On personal credit reports, trade lines are identified by the company reporting the information on the account holder. As an example, the trade account may say “Sears” and Sears will report what their records show about your repayment history to them.
Imagine if an account were listed and showing slow or derogatory repayment history about you, but the company’s name is not listed. Hard to imagine? That is precisely what occurs today with very well know business reporting agencies and how they report on businesses.
One of the purposes of the business credit report is for other businesses, or the business itself, to review the trade and repayment history. However, if a business reviews it’s own business credit file, reviews the trade section and identifies delinquent or derogatory repayment information, they do not know who the company is that is reporting on them.

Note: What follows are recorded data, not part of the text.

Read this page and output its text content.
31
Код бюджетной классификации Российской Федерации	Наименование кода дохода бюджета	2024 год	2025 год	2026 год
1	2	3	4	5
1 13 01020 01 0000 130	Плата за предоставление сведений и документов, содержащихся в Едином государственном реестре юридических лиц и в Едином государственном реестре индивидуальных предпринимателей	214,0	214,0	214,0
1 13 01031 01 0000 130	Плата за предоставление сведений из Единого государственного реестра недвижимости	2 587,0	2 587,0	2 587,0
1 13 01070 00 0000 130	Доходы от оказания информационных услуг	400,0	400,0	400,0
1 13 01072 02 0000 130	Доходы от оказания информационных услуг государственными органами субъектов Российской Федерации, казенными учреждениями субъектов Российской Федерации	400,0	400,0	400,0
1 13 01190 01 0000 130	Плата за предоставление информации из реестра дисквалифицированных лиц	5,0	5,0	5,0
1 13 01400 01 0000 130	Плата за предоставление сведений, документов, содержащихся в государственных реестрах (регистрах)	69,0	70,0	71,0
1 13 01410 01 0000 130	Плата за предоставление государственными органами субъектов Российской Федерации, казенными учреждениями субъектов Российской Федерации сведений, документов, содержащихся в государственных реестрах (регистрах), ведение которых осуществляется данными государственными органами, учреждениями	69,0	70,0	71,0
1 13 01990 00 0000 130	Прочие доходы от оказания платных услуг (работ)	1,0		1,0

For privacy purposes, company names of business credit reporting agencies will not be listed here.
It is even the case when the business credit reporting agency is called and a customer service representative is spoken with, the representative will indicate they do not know, are unable to tell you, and unable to find out who the company is that is reporting credit on you, in spite the fact that the business credit reporting agency is receiving credit information from them, about your business.
It seems very clear that they do know who the companies are, even if the number of people that have access to that information is small. Since the business credit reporting agency is receiving information, they will have to know who the company is reporting information concerning your company.
If this issue is encountered by a company reviewing their own business credit from a business credit agency, it is recommended that a supervisor at the business credit agency is asked for and to make every effort not to relent, until this information is provided. Anything less could be considered a disservice to the business seeking information on their credit.